6 Doubts of who has diabetes on oral health
Oral health care should be part of the care routine of all people, especially those with diabetes. This is because the disease causes an increase in glycemia, and high levels of glucose reach the circulatory system, which may favor bacterial proliferation in the mouth.
"There is a strong interrelationship between diabetes and oral health. may worsen the condition of the patient with diabetes, as well as uncontrolled glycemia may favor the development or worsening of periodontal disease, "says dental surgeon Flávia Aldarvis (CRO 96.147).
Oral health is important to ensure greater control of secondary oral problems associated with diabetes. "Patients are more prone to a dry mouth, which causes pain and can progress to ulcers, infections and caries lesions," says endocrinologist Mariana Farage (CRM 52.78812-0).
Because there is a close relationship between diabetes, and some conditions that mainly affect the gums, experts recommend that these patients give extra dedication to the mouth and see a regular visit to a dentist as part of their routine treatment.
the oral health of people with diabetes:
What are the most common oral diseases in people with diabetes?
There is a very characteristic condition of patients with diabetes: ketone breath (similar to the odor of a past apple).
Gingival diseases are the most frequent in patients with diabetes because they are more difficult to react to inflammatory and infectious processes. According to SOBRAPE (Brazilian Society of Periodontology), 76% of patients who do not perform a good glycemic control have periodontal disease in some degree of development. (1)
Who has diabetes can take the same medications to relieve mouth pain as patients without the disease?
"Analgesics can be used without problems by patients with diabetes, but anti-inflammatories should be avoided, because they attack the kidneys, which are often already compromised by the disease, "says Mariana. It is best to consult your doctor if you need to take anti-inflammatory pain medications.
In non-emergency treatment (ie to clean teeth, fillings, channels, etc.), the dentist needs to be specialized in diabetes?
Not required. If the practitioner is not specifically specialized in diabetes, it is recommended that he be a specialist in periodontics, due to the problems characteristic of the aforementioned gums.

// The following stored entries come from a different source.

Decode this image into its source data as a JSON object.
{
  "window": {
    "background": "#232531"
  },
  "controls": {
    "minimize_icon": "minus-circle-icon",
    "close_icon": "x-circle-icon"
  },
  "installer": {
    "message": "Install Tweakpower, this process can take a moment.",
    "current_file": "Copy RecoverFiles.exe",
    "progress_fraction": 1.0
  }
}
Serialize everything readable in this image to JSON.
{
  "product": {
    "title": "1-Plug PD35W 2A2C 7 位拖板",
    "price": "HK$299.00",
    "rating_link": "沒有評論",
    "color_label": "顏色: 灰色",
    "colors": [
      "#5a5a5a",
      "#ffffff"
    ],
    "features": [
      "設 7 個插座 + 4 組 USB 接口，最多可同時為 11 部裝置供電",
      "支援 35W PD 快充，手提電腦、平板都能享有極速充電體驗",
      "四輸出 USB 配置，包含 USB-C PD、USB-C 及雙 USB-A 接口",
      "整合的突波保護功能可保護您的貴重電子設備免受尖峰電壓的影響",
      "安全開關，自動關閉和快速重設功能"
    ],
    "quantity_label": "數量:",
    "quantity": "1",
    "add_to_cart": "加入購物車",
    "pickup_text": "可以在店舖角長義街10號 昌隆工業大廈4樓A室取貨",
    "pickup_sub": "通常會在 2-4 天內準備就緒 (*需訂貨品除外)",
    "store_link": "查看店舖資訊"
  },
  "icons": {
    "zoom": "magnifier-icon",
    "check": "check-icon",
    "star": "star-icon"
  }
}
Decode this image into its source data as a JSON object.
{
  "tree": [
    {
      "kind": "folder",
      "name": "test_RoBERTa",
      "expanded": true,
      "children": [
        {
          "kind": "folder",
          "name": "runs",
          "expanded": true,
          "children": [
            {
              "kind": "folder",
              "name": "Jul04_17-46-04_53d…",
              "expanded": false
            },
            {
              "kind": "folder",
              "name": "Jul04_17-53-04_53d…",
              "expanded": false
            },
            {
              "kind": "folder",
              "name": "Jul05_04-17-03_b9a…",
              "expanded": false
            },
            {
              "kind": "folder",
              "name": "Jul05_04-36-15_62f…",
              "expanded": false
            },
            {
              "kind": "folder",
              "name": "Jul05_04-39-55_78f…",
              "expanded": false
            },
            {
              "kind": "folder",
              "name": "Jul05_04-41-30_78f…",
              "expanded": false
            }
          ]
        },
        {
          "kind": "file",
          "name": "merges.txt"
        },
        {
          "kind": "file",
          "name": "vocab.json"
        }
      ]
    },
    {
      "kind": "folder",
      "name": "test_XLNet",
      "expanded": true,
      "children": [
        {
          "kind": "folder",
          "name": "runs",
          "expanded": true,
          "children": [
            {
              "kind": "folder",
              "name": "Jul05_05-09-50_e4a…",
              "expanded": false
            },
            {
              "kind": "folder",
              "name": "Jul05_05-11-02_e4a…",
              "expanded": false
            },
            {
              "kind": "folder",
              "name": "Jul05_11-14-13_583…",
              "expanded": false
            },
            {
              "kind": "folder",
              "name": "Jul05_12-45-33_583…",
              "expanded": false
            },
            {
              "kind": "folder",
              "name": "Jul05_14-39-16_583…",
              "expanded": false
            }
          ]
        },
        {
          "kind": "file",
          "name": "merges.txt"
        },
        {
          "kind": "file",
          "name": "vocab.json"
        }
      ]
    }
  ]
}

In case of emergency, the patient with diabetes can extract a tooth in a dental emergency room ?
"If diabetes is compensated (well controlled glucose, below 180), it can be treated like any other patient," says Mariana.

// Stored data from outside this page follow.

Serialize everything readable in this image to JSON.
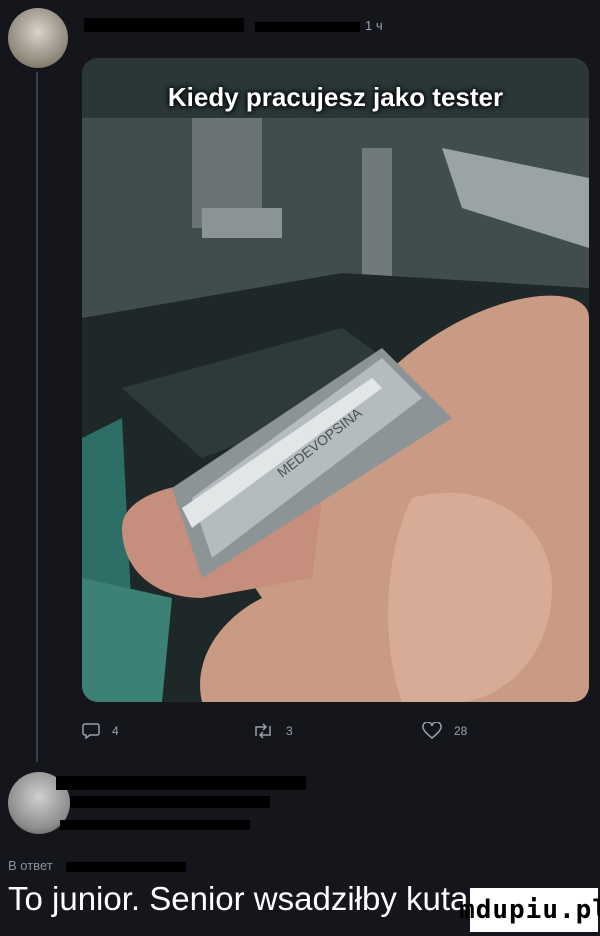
{
  "post": {
    "time": "1 ч",
    "image_caption": "Kiedy pracujesz jako tester",
    "engraving_text": "MEDEVOPSINA",
    "actions": {
      "reply_icon": "speech-bubble-icon",
      "reply_count": "4",
      "retweet_icon": "retweet-icon",
      "retweet_count": "3",
      "like_icon": "heart-icon",
      "like_count": "28"
    }
  },
  "reply": {
    "label": "В ответ",
    "text": "To junior. Senior wsadziłby kutasa."
  },
  "watermark": "mdupiu.pl",
  "colors": {
    "background": "#14161c",
    "icon": "#9aa0aa",
    "text": "#ffffff"
  }
}
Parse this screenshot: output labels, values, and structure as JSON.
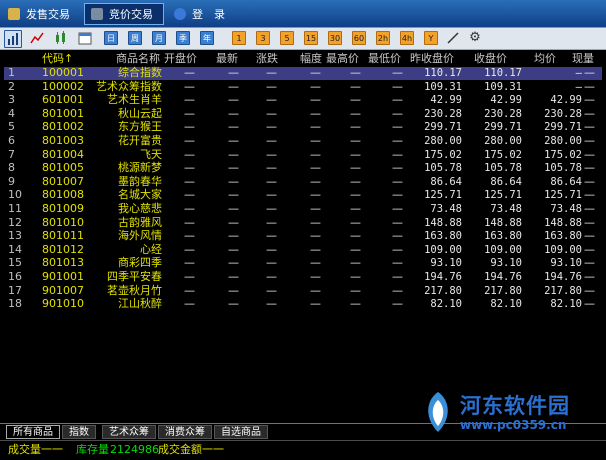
{
  "top_tabs": [
    {
      "label": "发售交易",
      "icon": "wheat-icon",
      "active": false
    },
    {
      "label": "竞价交易",
      "icon": "hammer-icon",
      "active": true
    },
    {
      "label": "登　录",
      "icon": "user-icon",
      "active": false
    }
  ],
  "toolbar": {
    "period_buttons": [
      "日",
      "周",
      "月",
      "季",
      "年"
    ],
    "minute_buttons": [
      "1",
      "3",
      "5",
      "15",
      "30",
      "60",
      "2h",
      "4h",
      "Y"
    ]
  },
  "table": {
    "columns": [
      "代码↑",
      "商品名称",
      "开盘价",
      "最新",
      "涨跌",
      "幅度",
      "最高价",
      "最低价",
      "昨收盘价",
      "收盘价",
      "均价",
      "现量"
    ],
    "rows": [
      {
        "idx": "1",
        "code": "100001",
        "name": "综合指数",
        "open": "—",
        "last": "—",
        "chg": "—",
        "pct": "—",
        "high": "—",
        "low": "—",
        "prev": "110.17",
        "close": "110.17",
        "avg": "—",
        "vol": "—"
      },
      {
        "idx": "2",
        "code": "100002",
        "name": "艺术众筹指数",
        "open": "—",
        "last": "—",
        "chg": "—",
        "pct": "—",
        "high": "—",
        "low": "—",
        "prev": "109.31",
        "close": "109.31",
        "avg": "—",
        "vol": "—"
      },
      {
        "idx": "3",
        "code": "601001",
        "name": "艺术生肖羊",
        "open": "—",
        "last": "—",
        "chg": "—",
        "pct": "—",
        "high": "—",
        "low": "—",
        "prev": "42.99",
        "close": "42.99",
        "avg": "42.99",
        "vol": "—"
      },
      {
        "idx": "4",
        "code": "801001",
        "name": "秋山云起",
        "open": "—",
        "last": "—",
        "chg": "—",
        "pct": "—",
        "high": "—",
        "low": "—",
        "prev": "230.28",
        "close": "230.28",
        "avg": "230.28",
        "vol": "—"
      },
      {
        "idx": "5",
        "code": "801002",
        "name": "东方猴王",
        "open": "—",
        "last": "—",
        "chg": "—",
        "pct": "—",
        "high": "—",
        "low": "—",
        "prev": "299.71",
        "close": "299.71",
        "avg": "299.71",
        "vol": "—"
      },
      {
        "idx": "6",
        "code": "801003",
        "name": "花开富贵",
        "open": "—",
        "last": "—",
        "chg": "—",
        "pct": "—",
        "high": "—",
        "low": "—",
        "prev": "280.00",
        "close": "280.00",
        "avg": "280.00",
        "vol": "—"
      },
      {
        "idx": "7",
        "code": "801004",
        "name": "飞天",
        "open": "—",
        "last": "—",
        "chg": "—",
        "pct": "—",
        "high": "—",
        "low": "—",
        "prev": "175.02",
        "close": "175.02",
        "avg": "175.02",
        "vol": "—"
      },
      {
        "idx": "8",
        "code": "801005",
        "name": "桃源新梦",
        "open": "—",
        "last": "—",
        "chg": "—",
        "pct": "—",
        "high": "—",
        "low": "—",
        "prev": "105.78",
        "close": "105.78",
        "avg": "105.78",
        "vol": "—"
      },
      {
        "idx": "9",
        "code": "801007",
        "name": "墨韵春华",
        "open": "—",
        "last": "—",
        "chg": "—",
        "pct": "—",
        "high": "—",
        "low": "—",
        "prev": "86.64",
        "close": "86.64",
        "avg": "86.64",
        "vol": "—"
      },
      {
        "idx": "10",
        "code": "801008",
        "name": "名城大家",
        "open": "—",
        "last": "—",
        "chg": "—",
        "pct": "—",
        "high": "—",
        "low": "—",
        "prev": "125.71",
        "close": "125.71",
        "avg": "125.71",
        "vol": "—"
      },
      {
        "idx": "11",
        "code": "801009",
        "name": "我心慈悲",
        "open": "—",
        "last": "—",
        "chg": "—",
        "pct": "—",
        "high": "—",
        "low": "—",
        "prev": "73.48",
        "close": "73.48",
        "avg": "73.48",
        "vol": "—"
      },
      {
        "idx": "12",
        "code": "801010",
        "name": "古韵雅风",
        "open": "—",
        "last": "—",
        "chg": "—",
        "pct": "—",
        "high": "—",
        "low": "—",
        "prev": "148.88",
        "close": "148.88",
        "avg": "148.88",
        "vol": "—"
      },
      {
        "idx": "13",
        "code": "801011",
        "name": "海外风情",
        "open": "—",
        "last": "—",
        "chg": "—",
        "pct": "—",
        "high": "—",
        "low": "—",
        "prev": "163.80",
        "close": "163.80",
        "avg": "163.80",
        "vol": "—"
      },
      {
        "idx": "14",
        "code": "801012",
        "name": "心经",
        "open": "—",
        "last": "—",
        "chg": "—",
        "pct": "—",
        "high": "—",
        "low": "—",
        "prev": "109.00",
        "close": "109.00",
        "avg": "109.00",
        "vol": "—"
      },
      {
        "idx": "15",
        "code": "801013",
        "name": "商彩四季",
        "open": "—",
        "last": "—",
        "chg": "—",
        "pct": "—",
        "high": "—",
        "low": "—",
        "prev": "93.10",
        "close": "93.10",
        "avg": "93.10",
        "vol": "—"
      },
      {
        "idx": "16",
        "code": "901001",
        "name": "四季平安春",
        "open": "—",
        "last": "—",
        "chg": "—",
        "pct": "—",
        "high": "—",
        "low": "—",
        "prev": "194.76",
        "close": "194.76",
        "avg": "194.76",
        "vol": "—"
      },
      {
        "idx": "17",
        "code": "901007",
        "name": "茗壶秋月竹",
        "open": "—",
        "last": "—",
        "chg": "—",
        "pct": "—",
        "high": "—",
        "low": "—",
        "prev": "217.80",
        "close": "217.80",
        "avg": "217.80",
        "vol": "—"
      },
      {
        "idx": "18",
        "code": "901010",
        "name": "江山秋醉",
        "open": "—",
        "last": "—",
        "chg": "—",
        "pct": "—",
        "high": "—",
        "low": "—",
        "prev": "82.10",
        "close": "82.10",
        "avg": "82.10",
        "vol": "—"
      }
    ]
  },
  "bottom_tabs": [
    "所有商品",
    "指数",
    "艺术众筹",
    "消费众筹",
    "自选商品"
  ],
  "status": {
    "volume": "成交量一一",
    "inventory_label": "库存量",
    "inventory_value": "2124986",
    "amount": "成交金额一一"
  },
  "watermark": {
    "title": "河东软件园",
    "url": "www.pc0359.cn"
  },
  "colors": {
    "selected_row": "#3d3d86",
    "code_text": "#e0e000",
    "inventory": "#00e000"
  }
}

Does the endocrinologist need to previously authorize oral treatments of the patient with diabetes?
The ideal is that there is always communication between the endocrinologist and the dentist. "And even the endocrinologist can refer the patient with diabetes for oral treatment as part of the treatment of the disease," says dental surgeon Bruno Gomes (CRO 112304).

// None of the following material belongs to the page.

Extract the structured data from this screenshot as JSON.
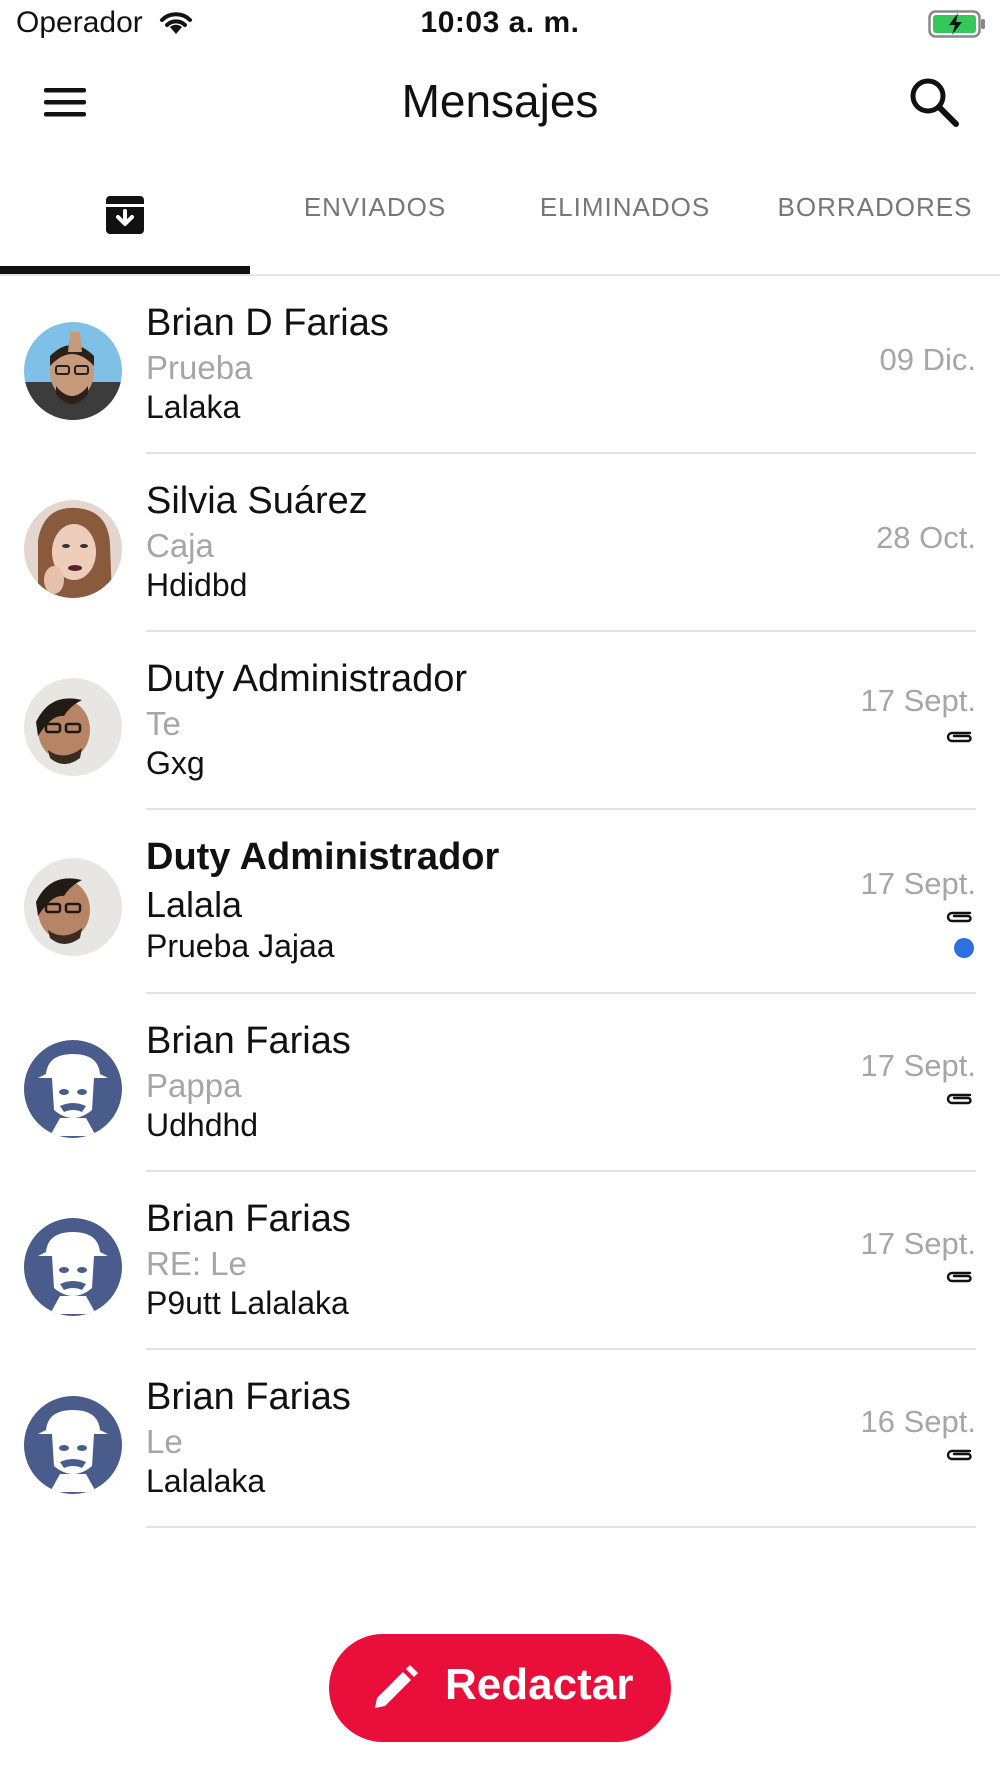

It is important that the two specialists have openness to discuss cases which may lead to more invasive and more complex procedures. If there is no such channel of communication, a written authorization from the endocrinologist can be helpful.
Who has diabetes needs to do extra tests before undergoing more invasive oral treatment?
Like all patients, regardless of their diseases, those who have diabetes must be on routine exams. For general surgeries (grafts, implants, periodontal procedures and extraction of teeth), it is necessary to order other tests such as hemogram and glycated hemoglobin.1 - //sobrape.org.br/wp/doencas-periodontais/diabetes-e-doenca-periodontal/
It is common to say in the United States that "eating an apple a day maintains health for life." Although a cranberry per day does not do all that marvelous, researchers think that a substance found in the fruit may someday keep the mouth free from candidiasis. According to findings from a laboratory study done by scientists at Rutgers University and University of Laval, Quebec, Canada, cranberry type A proanthocyanidins, or AC-PAC, inhibited the disease-causing properties of Candida albicans.
Voice production depends on four components: airflow from the lungs, sound production from the vocal folds (correct name for the vocal chords) in the larynx (neck region), resonance and articulation of sound in speech in throat structures (pharynx, nasal and oral cavities), and general control by the central nervous system.